24 September 2006 02:04
 

I think the flag on the coffin is the imperial flag of Russia (or perhaps rather the czar’s personal flag), a yellow flag charged with the Imperial Arms, i.e. the imperially crowned double-headed eagle charged in the centre with the arms of Moscow and on the wings the arms of the various lands of the Russian Empire.  I seem to have seen somewhere that the Empress used a similar flag with a slight swallow-tail, i.e. an indentation in the fly, but cannot recall having seen it, and I could not say if this is the one used here.

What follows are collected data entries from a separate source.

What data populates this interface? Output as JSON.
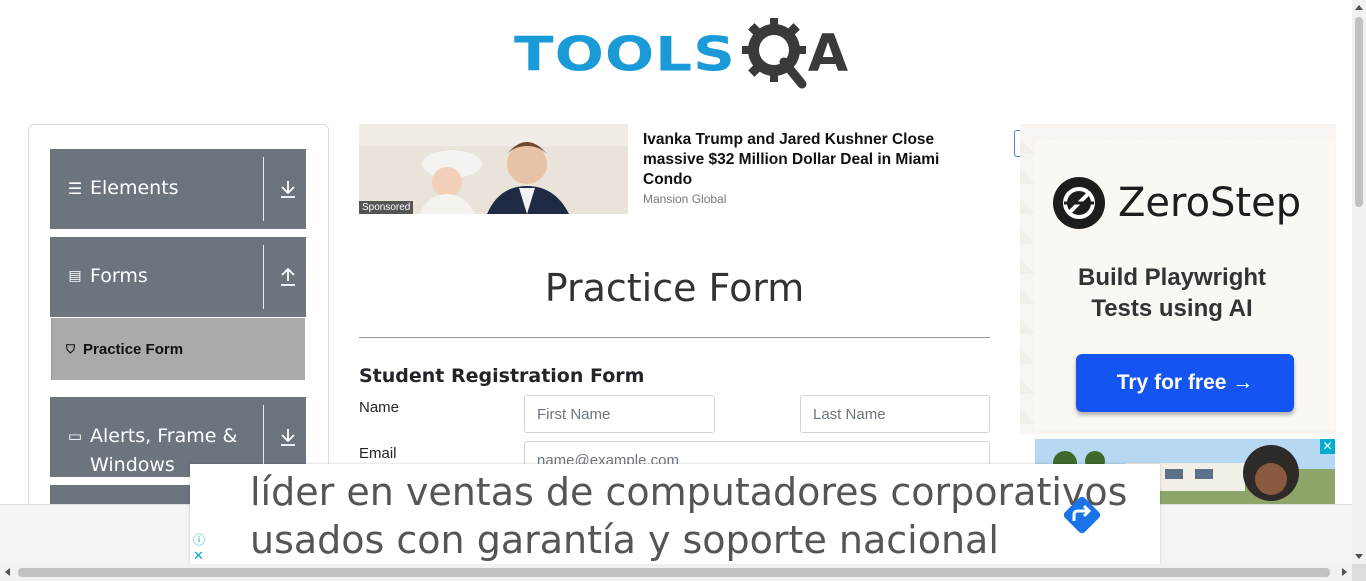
{
  "header": {
    "logo_text_left": "TOOLS",
    "logo_text_right": "A",
    "colors": {
      "tools_blue": "#1a9ad6",
      "qa_dark": "#3a3a3a"
    }
  },
  "sidebar": {
    "groups": [
      {
        "label": "Elements",
        "icon": "hamburger-icon",
        "state": "collapsed",
        "arrow": "download-arrow-icon"
      },
      {
        "label": "Forms",
        "icon": "document-icon",
        "state": "expanded",
        "arrow": "upload-arrow-icon",
        "items": [
          {
            "label": "Practice Form",
            "icon": "html5-icon",
            "active": true
          }
        ]
      },
      {
        "label_line1": "Alerts, Frame &",
        "label_line2": "Windows",
        "icon": "window-icon",
        "state": "collapsed",
        "arrow": "download-arrow-icon"
      }
    ],
    "colors": {
      "group_bg": "#6c757d",
      "active_item_bg": "#aaaaaa"
    }
  },
  "sponsored": {
    "tag": "Sponsored",
    "headline": "Ivanka Trump and Jared Kushner Close massive $32 Million Dollar Deal in Miami Condo",
    "source": "Mansion Global"
  },
  "main": {
    "title": "Practice Form",
    "form_heading": "Student Registration Form",
    "name_label": "Name",
    "first_name_placeholder": "First Name",
    "last_name_placeholder": "Last Name",
    "email_label": "Email",
    "email_placeholder": "name@example.com"
  },
  "right_ad": {
    "brand": "ZeroStep",
    "tagline": "Build Playwright Tests using AI",
    "button": "Try for free →",
    "colors": {
      "button_bg": "#1454f0"
    }
  },
  "bottom_ad": {
    "line1": "líder en ventas de computadores corporativos",
    "line2": "usados con garantía y soporte nacional",
    "info_icon": "ⓘ",
    "close_icon": "✕"
  }
}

As for the re-burial, if I may, I believe that it has not yet actually taken place.  On Saturday, the remains of the Empress were removed from Roskilde Cathedral, the main burial church of the Danish Royal Family, about 30 km west of Copenhagen, to a naval ship which is now en route from Copenhagen to St. Petersburg.

 

In Roskilde, the Empress’s sarcophagus has until now been placed in a special chapel (consecrated - if that is the right word – I believe, according to the Orthodox rite, to which of course the Empress had converted at her marriage to zar Alexander III), in the crypt below the chapel which holds the remains of her parents, King Christian IX and Queen Louise of Denmark among others.  I have photos of this special chapel, should anyone be interested, but as a "Welcomed Guest" I am apparently not able to upload it.

 

The picture in Mark Olivo’s posting shows the carriage carrying the Empress pausing outside the Russian Orthodox Cathedral of Alexander Nevskij in Copenhagen on its way to the port.  The Russian Orthodox Cathedral and the Royal Palace of Amalienborg, where the carriage also halted, were two places in Copenhagen close to the Empress’s heart.

 

The naval ship carrying the remains of Empress Maria Feodorovna (or Dagmar, her Danish name, by which Danes tend to know her better), will arrive in St. Petersburg on Tuesday, 26 September, which marks the 140th anniversary of her first arrival in Russia.  The coffin will be placed in a chapel at Peterhof Palace before the actual reburial in the Peter and Paul Cathedral on 28 November in the presence of the Crown Prince and Crown Princess of Denmark.